Implementation of a robust optimisation genetic algorithm for HDR prostate brachytherapy including all major uncertainties

Abstract

Abstract Introduction In high-dose-rate prostate brachytherapy, uncertainties cause a deviation from the nominal treatment plan, leading to a possible failure of clinical objectives in the delivered scenario. Robust optimisation has the potential to maximise the probability that these objectives are met during treatment. Method A computationally efficient probabilistic robust optimisation algorithm was developed and evaluated comprehensively on one patient by comparing it to the treatment-planning-systems (TPS) optimised plan. Three objective functions were maximised within a genetic algorithm (NSGA-ii), each an approximation for robustness against uncertainty for three clinical objectives: the minimum dose to the hottest 90% of the prostate target, \({\text{D}}_{90}^{\text{P}}\), and the maximum doses to the urethra, \({\text{D}}_{0.01 \text{c}\text{c}}^{\text{U}}\), and the rectum, \({\text{D}}_{0.1 \text{c}\text{c}}^{\text{R}}\).

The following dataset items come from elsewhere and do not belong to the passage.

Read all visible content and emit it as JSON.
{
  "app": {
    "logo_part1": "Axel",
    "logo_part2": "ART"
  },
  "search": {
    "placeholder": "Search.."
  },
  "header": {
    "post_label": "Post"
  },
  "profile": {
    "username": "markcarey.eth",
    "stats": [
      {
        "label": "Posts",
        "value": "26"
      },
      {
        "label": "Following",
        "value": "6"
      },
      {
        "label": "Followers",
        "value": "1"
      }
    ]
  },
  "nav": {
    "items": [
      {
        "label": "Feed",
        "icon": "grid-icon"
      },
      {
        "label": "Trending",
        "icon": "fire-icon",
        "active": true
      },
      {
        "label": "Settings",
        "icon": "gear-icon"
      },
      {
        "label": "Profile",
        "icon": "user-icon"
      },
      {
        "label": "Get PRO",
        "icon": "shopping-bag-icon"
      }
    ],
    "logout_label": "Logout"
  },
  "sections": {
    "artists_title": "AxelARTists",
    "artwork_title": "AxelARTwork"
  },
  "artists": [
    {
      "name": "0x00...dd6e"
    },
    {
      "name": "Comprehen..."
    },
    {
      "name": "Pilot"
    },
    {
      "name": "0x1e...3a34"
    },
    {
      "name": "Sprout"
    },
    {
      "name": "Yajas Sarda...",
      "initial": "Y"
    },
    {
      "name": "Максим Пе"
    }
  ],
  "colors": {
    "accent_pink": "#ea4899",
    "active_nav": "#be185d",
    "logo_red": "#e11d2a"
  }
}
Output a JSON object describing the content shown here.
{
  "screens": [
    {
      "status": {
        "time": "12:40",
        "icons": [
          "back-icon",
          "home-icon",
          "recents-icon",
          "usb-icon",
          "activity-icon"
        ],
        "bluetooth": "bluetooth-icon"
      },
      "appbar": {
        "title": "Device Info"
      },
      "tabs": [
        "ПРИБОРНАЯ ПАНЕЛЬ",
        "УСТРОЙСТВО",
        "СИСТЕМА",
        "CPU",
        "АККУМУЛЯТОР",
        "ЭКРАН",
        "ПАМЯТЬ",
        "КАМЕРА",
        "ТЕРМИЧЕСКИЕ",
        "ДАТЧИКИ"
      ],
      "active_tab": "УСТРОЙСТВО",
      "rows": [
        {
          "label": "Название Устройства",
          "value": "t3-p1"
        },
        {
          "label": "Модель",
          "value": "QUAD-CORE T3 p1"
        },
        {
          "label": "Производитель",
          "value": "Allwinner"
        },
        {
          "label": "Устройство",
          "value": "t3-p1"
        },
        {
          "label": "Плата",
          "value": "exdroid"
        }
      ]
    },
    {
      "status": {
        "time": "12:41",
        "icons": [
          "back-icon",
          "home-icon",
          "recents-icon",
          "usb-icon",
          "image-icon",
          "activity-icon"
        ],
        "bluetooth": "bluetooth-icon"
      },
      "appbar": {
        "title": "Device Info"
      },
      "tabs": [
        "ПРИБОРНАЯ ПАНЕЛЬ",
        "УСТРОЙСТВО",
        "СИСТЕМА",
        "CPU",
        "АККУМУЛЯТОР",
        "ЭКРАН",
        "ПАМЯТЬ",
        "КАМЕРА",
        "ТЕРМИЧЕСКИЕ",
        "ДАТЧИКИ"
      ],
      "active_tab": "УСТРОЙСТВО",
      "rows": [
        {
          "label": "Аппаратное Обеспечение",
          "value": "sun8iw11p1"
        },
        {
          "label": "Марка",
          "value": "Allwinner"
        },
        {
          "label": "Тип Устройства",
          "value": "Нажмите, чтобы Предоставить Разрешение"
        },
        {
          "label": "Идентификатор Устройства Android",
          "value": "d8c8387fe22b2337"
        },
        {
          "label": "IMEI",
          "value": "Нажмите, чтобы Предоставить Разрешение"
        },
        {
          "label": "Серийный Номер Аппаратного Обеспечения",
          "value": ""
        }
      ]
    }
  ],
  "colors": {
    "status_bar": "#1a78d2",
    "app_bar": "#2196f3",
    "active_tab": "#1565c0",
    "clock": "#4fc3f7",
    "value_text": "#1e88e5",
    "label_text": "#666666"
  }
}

The approximations are derived from a probabilistic robust evaluation algorithm incorporating 14 major planning and treatment uncertainties. The robustness of a plan was quantified as a pass-rate from 500 probabilistic uncertainty scenarios for \({\text{D}}_{90}^{\text{P}}, {\text{D}}_{0.01 \text{c}\text{c}}^{\text{U}}\), and\({\text{D}}_{0.1 \text{c}\text{c}}^{\text{R}}\). Two hundred robust-optimised plans are generated that are the best trade-off between the three-competing DVH metric pass-rates. Results The robust-optimised plans on average (mean) increased in overall robustness by 58.5 ± 3.0% (SD: 7.1%, min: 34.1%, max: 67.7%) compared to the TPS-optimised plan. The robustness increase for the \({\text{D}}_{90}^{\text{P}}\) pass-rate was 31.2 ± 2.2% (SD: 15.6%, min: -5.1%, max: 46.7%), for the \({\text{D}}_{0.01 \text{c}\text{c}}^{\text{U}}\) pass-rate, the increase was 48.2 ± 2.6% (SD: 11.9%, min: 26.9%, max: 67.7%), and for the \({\text{D}}_{0.1 \text{c}\text{c}}^{\text{R}}\) pass-rate, the change was 0.0 ± 1.1% (SD: 0.72%, min: -2.6%, max: 0.4%). Conclusion The robust optimisation algorithm was demonstrated to produce more robust plans than the TPS, in an increased probability of target coverage and organs-at-risk sparing within a clinically reasonable time.